A note from a former sous chef
I held the sous chef position in a handful of kitchens before climbing further. What the title actually meant on the ground, in every one of them, was that the chef trusted me to keep the line moving without them watching. The pay was better than line cook by a meaningful margin and worse than chef de cuisine by a lot. The hours were the same as the line cooks under me, except I stayed later to lock up.
The part of the job nobody puts in a written description is that the sous chef is also the kitchen's quiet diplomat. You are managing personalities as much as plates. The grill cook who is fighting with the saucier. The new hire who is hiding mistakes. The dishwasher who is bringing personal stuff into work. The chef does not handle most of that. The sous chef does. The kitchen runs because someone in the middle of it is making sure the friction does not turn into a service-breaking problem.
It is the role I would point most ambitious line cooks toward. It teaches you the actual running of a kitchen in a way that no other position does. It is also the on-ramp to every chef de cuisine job that follows.
FAQ
What does a sous chef do?
A sous chef is the second-in-command of a restaurant kitchen. They run the line during service, manage prep during the day, handle the cook schedule and ordering, and fill in on any station that falls behind. In most modern kitchens, the sous chef is the working manager of the kitchen, with the chef de cuisine above them setting menus and standards.
What does "sous chef" mean?
Sous chef is French and translates directly as "under chef" or "chef beneath." The word reflects the position's place in the kitchen brigade: directly below the chef de cuisine and directly above the chefs de partie who run individual stations.
How much does a sous chef make?
Sous chef pay varies significantly by city and restaurant type. In a major U.S. coastal city, a sous chef at a serious restaurant typically makes more than line cooks but less than the chef de cuisine. The pay gap between sous chef and chef de cuisine is often substantial, which is one reason most sous chefs spend the role as a stepping stone to the chef position rather than as a destination.

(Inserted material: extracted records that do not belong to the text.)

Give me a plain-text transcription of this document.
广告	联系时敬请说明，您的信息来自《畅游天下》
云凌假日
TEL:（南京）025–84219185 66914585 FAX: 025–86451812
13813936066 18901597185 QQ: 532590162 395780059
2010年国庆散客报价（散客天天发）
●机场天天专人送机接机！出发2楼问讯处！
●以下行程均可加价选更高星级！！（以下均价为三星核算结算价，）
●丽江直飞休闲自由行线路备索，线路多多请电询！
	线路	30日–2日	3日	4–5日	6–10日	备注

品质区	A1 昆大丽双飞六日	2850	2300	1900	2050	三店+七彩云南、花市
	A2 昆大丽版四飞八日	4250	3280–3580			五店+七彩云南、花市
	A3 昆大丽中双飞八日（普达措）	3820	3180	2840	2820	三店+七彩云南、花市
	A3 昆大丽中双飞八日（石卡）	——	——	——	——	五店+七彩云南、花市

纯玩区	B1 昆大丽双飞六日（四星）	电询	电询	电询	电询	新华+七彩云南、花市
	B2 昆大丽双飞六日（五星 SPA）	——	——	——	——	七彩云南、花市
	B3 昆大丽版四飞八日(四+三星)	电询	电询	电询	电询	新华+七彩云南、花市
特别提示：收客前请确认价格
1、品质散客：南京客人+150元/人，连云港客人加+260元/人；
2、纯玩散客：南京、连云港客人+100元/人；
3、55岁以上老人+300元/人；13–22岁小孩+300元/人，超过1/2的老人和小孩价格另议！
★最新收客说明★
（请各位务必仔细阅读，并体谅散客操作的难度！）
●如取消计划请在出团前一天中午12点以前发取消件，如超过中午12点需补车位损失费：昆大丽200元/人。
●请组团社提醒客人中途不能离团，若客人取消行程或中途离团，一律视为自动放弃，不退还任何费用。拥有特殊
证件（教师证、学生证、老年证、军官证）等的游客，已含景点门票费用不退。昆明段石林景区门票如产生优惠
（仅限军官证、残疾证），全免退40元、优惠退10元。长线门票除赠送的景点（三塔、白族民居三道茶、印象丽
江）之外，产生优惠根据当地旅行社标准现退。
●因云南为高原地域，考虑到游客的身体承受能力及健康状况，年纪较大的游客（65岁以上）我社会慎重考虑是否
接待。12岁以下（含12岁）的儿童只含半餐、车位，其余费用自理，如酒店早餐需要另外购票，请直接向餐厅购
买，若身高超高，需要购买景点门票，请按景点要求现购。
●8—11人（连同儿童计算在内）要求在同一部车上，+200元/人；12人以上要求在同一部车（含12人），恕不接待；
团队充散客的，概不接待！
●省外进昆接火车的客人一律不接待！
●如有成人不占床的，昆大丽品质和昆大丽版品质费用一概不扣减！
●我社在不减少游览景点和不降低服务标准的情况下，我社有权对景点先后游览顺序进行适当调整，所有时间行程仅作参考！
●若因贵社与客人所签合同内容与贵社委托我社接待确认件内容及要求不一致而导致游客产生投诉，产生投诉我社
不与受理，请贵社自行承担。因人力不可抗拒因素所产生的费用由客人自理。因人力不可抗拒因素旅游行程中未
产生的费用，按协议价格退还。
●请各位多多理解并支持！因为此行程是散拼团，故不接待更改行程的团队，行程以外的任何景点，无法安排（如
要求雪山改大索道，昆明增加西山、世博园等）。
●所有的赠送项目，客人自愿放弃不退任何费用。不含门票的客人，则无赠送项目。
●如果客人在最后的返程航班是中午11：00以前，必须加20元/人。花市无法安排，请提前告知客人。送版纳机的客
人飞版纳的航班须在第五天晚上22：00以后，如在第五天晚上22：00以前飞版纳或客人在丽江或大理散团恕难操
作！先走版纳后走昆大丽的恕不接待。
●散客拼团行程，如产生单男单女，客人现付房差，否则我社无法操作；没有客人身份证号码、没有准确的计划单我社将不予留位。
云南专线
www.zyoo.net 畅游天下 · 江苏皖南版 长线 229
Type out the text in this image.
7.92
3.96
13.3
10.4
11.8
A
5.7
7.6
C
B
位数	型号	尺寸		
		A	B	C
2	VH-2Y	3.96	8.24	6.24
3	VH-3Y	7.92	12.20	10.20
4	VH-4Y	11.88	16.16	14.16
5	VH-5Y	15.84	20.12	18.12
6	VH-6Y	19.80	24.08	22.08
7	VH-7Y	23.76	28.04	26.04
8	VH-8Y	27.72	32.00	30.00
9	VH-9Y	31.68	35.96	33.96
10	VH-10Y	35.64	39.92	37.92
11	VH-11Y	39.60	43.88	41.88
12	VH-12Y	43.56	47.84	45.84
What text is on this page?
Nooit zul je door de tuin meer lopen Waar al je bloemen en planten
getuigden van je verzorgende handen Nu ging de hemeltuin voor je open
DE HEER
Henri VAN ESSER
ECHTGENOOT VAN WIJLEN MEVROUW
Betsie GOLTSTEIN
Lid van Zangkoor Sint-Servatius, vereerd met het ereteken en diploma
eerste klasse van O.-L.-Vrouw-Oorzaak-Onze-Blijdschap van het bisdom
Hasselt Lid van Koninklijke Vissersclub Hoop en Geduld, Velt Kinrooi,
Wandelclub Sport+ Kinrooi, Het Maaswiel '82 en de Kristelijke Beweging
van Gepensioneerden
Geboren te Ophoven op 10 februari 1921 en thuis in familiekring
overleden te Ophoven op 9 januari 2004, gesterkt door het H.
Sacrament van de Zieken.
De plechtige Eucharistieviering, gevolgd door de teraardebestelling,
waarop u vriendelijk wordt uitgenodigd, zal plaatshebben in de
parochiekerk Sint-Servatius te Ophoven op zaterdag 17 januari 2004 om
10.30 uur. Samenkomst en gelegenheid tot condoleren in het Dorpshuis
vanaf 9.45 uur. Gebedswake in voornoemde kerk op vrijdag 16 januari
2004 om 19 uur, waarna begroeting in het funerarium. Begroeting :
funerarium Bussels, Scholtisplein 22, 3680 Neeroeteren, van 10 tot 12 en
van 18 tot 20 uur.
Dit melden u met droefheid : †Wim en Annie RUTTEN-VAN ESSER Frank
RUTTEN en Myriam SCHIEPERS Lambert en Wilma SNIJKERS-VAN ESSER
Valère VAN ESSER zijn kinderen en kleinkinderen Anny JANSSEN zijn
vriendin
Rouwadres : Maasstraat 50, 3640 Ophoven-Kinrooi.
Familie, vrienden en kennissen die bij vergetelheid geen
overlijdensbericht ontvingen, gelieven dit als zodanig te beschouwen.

How long does it take to become a sous chef?
The typical path takes four to eight years of professional line cook experience. The sous chef position requires command of every station, the ability to manage other cooks, organizational skills to run prep, and enough trust from the chef de cuisine to be left in charge of service. Faster timelines happen but are unusual.
What is the difference between a sous chef and a chef de cuisine?
The chef de cuisine sets the menu and the standards for the kitchen. The sous chef executes them. The chef owns the creative direction and the financial responsibility. The sous chef owns the day-to-day operation. When a service goes badly, both feel it. When a service goes well, the sous chef made it happen on the ground.